GMOA Secretary Dr. Nalinda Herath said Mr. Sirisena wanted to hold a special meeting next week with Prime Minister Ranil Wickramasinghe, the finance and health ministers and union representatives.

He said doctors ended their “token strike” on Friday morning and would take their case to the public. They would take any further trade union action decided by their executive committee if the union’s demands were not met.

National Hospital: Empty benches in the OPD section. Pix by Ranjith Perera

Trade unions of 19 executive services supported the medical officers on strike with union action in their relevant departments. Most unions showed support by members taking sick leave.

The Sri Lanka Executive Services Association (SLESA) adopted a work-to-rule policy.

The Joint Committee of Executive Officers in All-Island Services, Sri Lanka Policy Planning Services Association, GOMA and SLESA were some of the unions taking part in strike action. Engineers, educationists, administrative staff and accountants were just some of those represented.

All work in government institutions came to a standstill as a result of the action.

Closing of annual accounts were delayed by a day because state accountants did not turn up to work. District Secretariat offices around the country were also affected.

Among the affected departments was the Department of Persons Registration (DPR), the work-to-rule campaign delaying the process of issuing identity cards and making schoolchildren sitting for the GCE Ordinary Level examinations wait long hours at to obtain their ID cards.

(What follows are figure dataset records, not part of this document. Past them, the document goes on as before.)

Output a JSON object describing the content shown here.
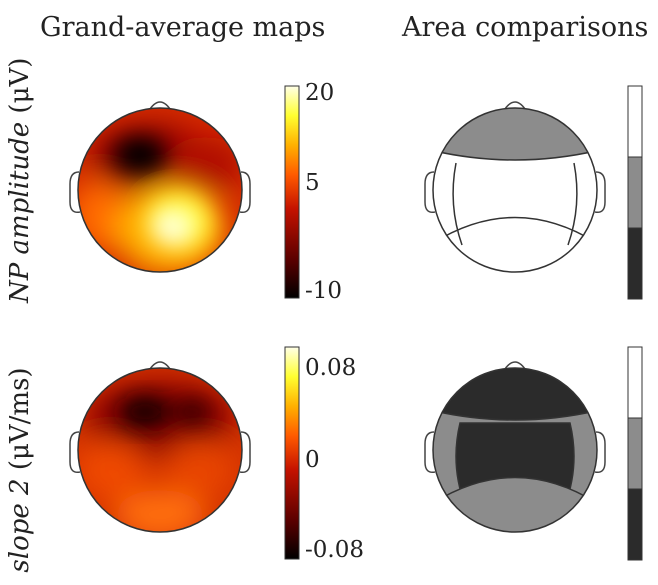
{
  "column_titles": {
    "left": "Grand-average maps",
    "right": "Area comparisons"
  },
  "rows": [
    {
      "label_italic": "NP amplitude",
      "label_unit": " (μV)",
      "colorbar_ticks": [
        "20",
        "5",
        "-10"
      ],
      "area_fills": {
        "frontal": "#8c8c8c",
        "central": "#ffffff",
        "posterior": "#ffffff"
      }
    },
    {
      "label_italic": "slope 2",
      "label_unit": " (μV/ms)",
      "colorbar_ticks": [
        "0.08",
        "0",
        "-0.08"
      ],
      "area_fills": {
        "frontal": "#2b2b2b",
        "central": "#2b2b2b",
        "posterior": "#8c8c8c",
        "temporal": "#8c8c8c"
      }
    }
  ],
  "gray_scale_colors": [
    "#ffffff",
    "#8c8c8c",
    "#2b2b2b"
  ],
  "heat_colors": [
    "#000000",
    "#5a0000",
    "#c41200",
    "#ff5a00",
    "#ffb000",
    "#ffff30",
    "#ffffe8"
  ]
}
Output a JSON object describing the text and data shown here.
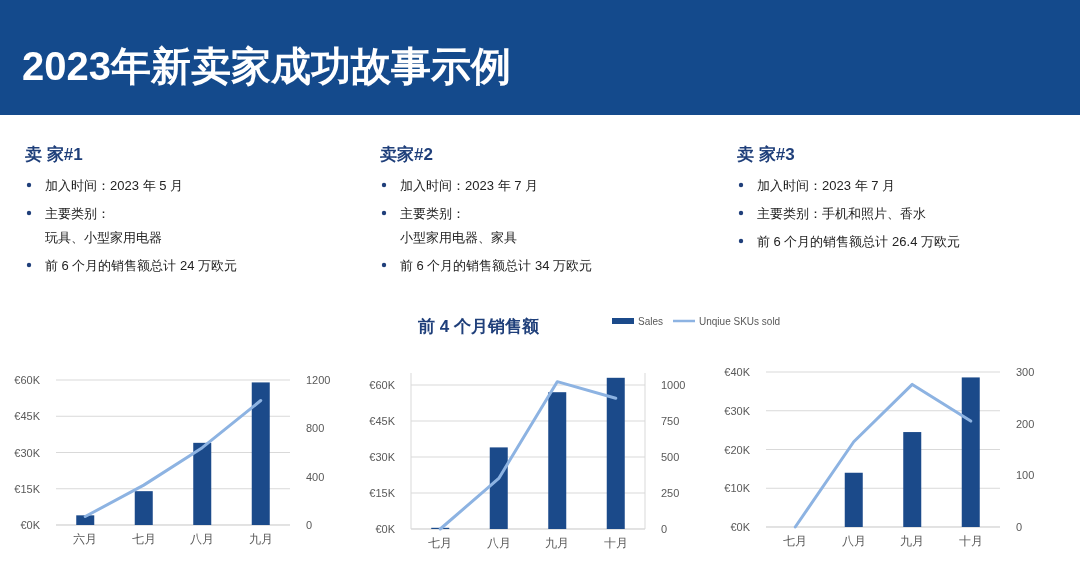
{
  "chart_data": [
    {
      "type": "other",
      "title": "2023年新卖家成功故事示例"
    },
    {
      "type": "other",
      "title": "卖 家#1",
      "annotations": [
        "加入时间：2023 年 5 月",
        "主要类别：",
        "玩具、小型家用电器",
        "前 6 个月的销售额总计 24 万欧元"
      ]
    },
    {
      "type": "other",
      "title": "卖家#2",
      "annotations": [
        "加入时间：2023 年 7 月",
        "主要类别：",
        "小型家用电器、家具",
        "前 6 个月的销售额总计 34 万欧元"
      ]
    },
    {
      "type": "other",
      "title": "卖 家#3",
      "annotations": [
        "加入时间：2023 年 7 月",
        "主要类别：手机和照片、香水",
        "前 6 个月的销售额总计 26.4 万欧元"
      ]
    },
    {
      "type": "bar",
      "categories": [
        "六月",
        "七月",
        "八月",
        "九月"
      ],
      "grid": "y",
      "ylim": [
        0,
        60
      ],
      "yticks": [
        {
          "value": 0,
          "label": "€0K"
        },
        {
          "value": 15,
          "label": "€15K"
        },
        {
          "value": 30,
          "label": "€30K"
        },
        {
          "value": 45,
          "label": "€45K"
        },
        {
          "value": 60,
          "label": "€60K"
        }
      ],
      "y2lim": [
        0,
        1200
      ],
      "y2ticks": [
        0,
        400,
        800,
        1200
      ],
      "series": [
        {
          "type": "bar",
          "color": "#1b4a8a",
          "values": [
            4,
            14,
            34,
            59
          ]
        },
        {
          "type": "line",
          "axis": "y2",
          "color": "#8db3e2",
          "values": [
            70,
            330,
            640,
            1030
          ]
        }
      ]
    },
    {
      "type": "bar",
      "title": "前 4 个月销售额",
      "categories": [
        "七月",
        "八月",
        "九月",
        "十月"
      ],
      "grid": "y",
      "legend": "top",
      "ylim": [
        0,
        65
      ],
      "yticks": [
        {
          "value": 0,
          "label": "€0K"
        },
        {
          "value": 15,
          "label": "€15K"
        },
        {
          "value": 30,
          "label": "€30K"
        },
        {
          "value": 45,
          "label": "€45K"
        },
        {
          "value": 60,
          "label": "€60K"
        }
      ],
      "y2lim": [
        0,
        1080
      ],
      "y2ticks": [
        0,
        250,
        500,
        750,
        1000
      ],
      "series": [
        {
          "name": "Sales",
          "type": "bar",
          "color": "#1b4a8a",
          "values": [
            0.5,
            34,
            57,
            63
          ]
        },
        {
          "name": "Unqiue SKUs sold",
          "type": "line",
          "axis": "y2",
          "color": "#8db3e2",
          "values": [
            0,
            350,
            1020,
            905
          ]
        }
      ]
    },
    {
      "type": "bar",
      "categories": [
        "七月",
        "八月",
        "九月",
        "十月"
      ],
      "grid": "y",
      "ylim": [
        0,
        40
      ],
      "yticks": [
        {
          "value": 0,
          "label": "€0K"
        },
        {
          "value": 10,
          "label": "€10K"
        },
        {
          "value": 20,
          "label": "€20K"
        },
        {
          "value": 30,
          "label": "€30K"
        },
        {
          "value": 40,
          "label": "€40K"
        }
      ],
      "y2lim": [
        0,
        300
      ],
      "y2ticks": [
        0,
        100,
        200,
        300
      ],
      "series": [
        {
          "type": "bar",
          "color": "#1b4a8a",
          "values": [
            0,
            14,
            24.5,
            38.6
          ]
        },
        {
          "type": "line",
          "axis": "y2",
          "color": "#8db3e2",
          "values": [
            0,
            165,
            276,
            205
          ]
        }
      ]
    }
  ]
}
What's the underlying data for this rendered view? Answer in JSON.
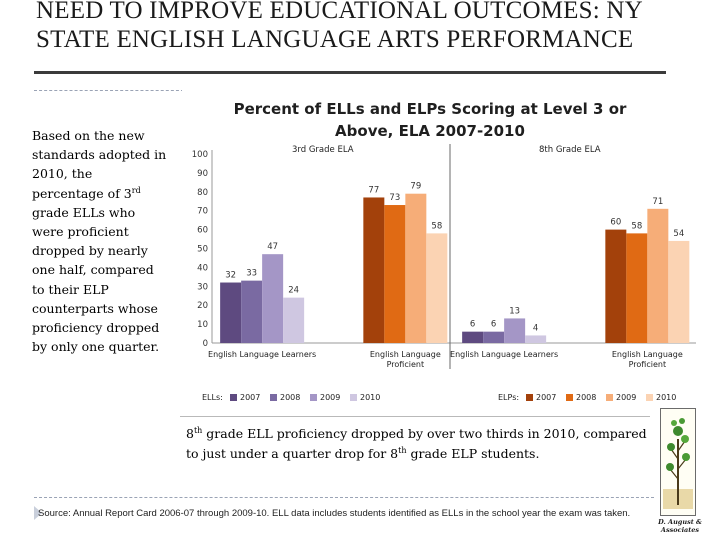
{
  "slide": {
    "title": "NEED TO IMPROVE EDUCATIONAL OUTCOMES: NY STATE ENGLISH LANGUAGE ARTS PERFORMANCE",
    "left_text_html": "Based on the new standards adopted in 2010, the percentage of 3<sup>rd</sup> grade ELLs who were proficient dropped by nearly one half, compared to their ELP counterparts whose proficiency dropped by only one quarter.",
    "bottom_note_html": "8<sup>th</sup> grade ELL proficiency dropped by over two thirds in 2010, compared to just under a quarter drop for 8<sup>th</sup> grade ELP students.",
    "source": "Source: Annual Report Card 2006-07 through 2009-10.  ELL data includes students identified as ELLs in the school year the exam was taken.",
    "logo_text": "D. August & Associates"
  },
  "chart_data": {
    "type": "bar",
    "title_line1": "Percent of ELLs and ELPs Scoring at Level 3 or",
    "title_line2": "Above, ELA 2007-2010",
    "ylim": [
      0,
      100
    ],
    "yticks": [
      0,
      10,
      20,
      30,
      40,
      50,
      60,
      70,
      80,
      90,
      100
    ],
    "panels": [
      {
        "label": "3rd Grade ELA",
        "groups": [
          {
            "category": "English Language Learners",
            "kind": "ELL",
            "values": [
              32,
              33,
              47,
              24
            ]
          },
          {
            "category": "English Language Proficient",
            "kind": "ELP",
            "values": [
              77,
              73,
              79,
              58
            ]
          }
        ]
      },
      {
        "label": "8th Grade ELA",
        "groups": [
          {
            "category": "English Language Learners",
            "kind": "ELL",
            "values": [
              6,
              6,
              13,
              4
            ]
          },
          {
            "category": "English Language Proficient",
            "kind": "ELP",
            "values": [
              60,
              58,
              71,
              54
            ]
          }
        ]
      }
    ],
    "years": [
      "2007",
      "2008",
      "2009",
      "2010"
    ],
    "colors": {
      "ELL": [
        "#5e4a80",
        "#7a6aa2",
        "#a496c6",
        "#cfc7e1"
      ],
      "ELP": [
        "#a3410b",
        "#e06a14",
        "#f6ad78",
        "#fbd3b3"
      ]
    },
    "legend": {
      "ELL_label": "ELLs:",
      "ELP_label": "ELPs:"
    }
  }
}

A student of Maliyagamuwa Mahavidyalaya at Avissawella, Sanduni Iwanka Katugampola, said that she had been waiting from 7am and had been told to wait until the afternoon.

She claimed officials deliberately delayed correcting her name on the identity card after it had been misstated.Sanduni’s mother, Mrs. Chandrawathi Menike, said that they had travelled a long way.

Another student, K.B.N. Shirantha Viraj from Kahathuluwa Maha Vidyalaya, said he had set off for the DPR at 3 a.m. to get his ID card by 7am and go on to school but had not so far obtained his card.

Most of the children had worn their uniforms thinking that they would be able to obtain identity cards and afterwards attend school.

Eight students of a school at Kilinochchi who had been brought to the DPR by their school principal and her husband, said officials had been slow in issuing the needed documents.

The children had been travelling from 10 p.m. the previous day and had not been able to get their cards until 11.45am, the principal’s husband, Mr. Daham Bulathsinghala said.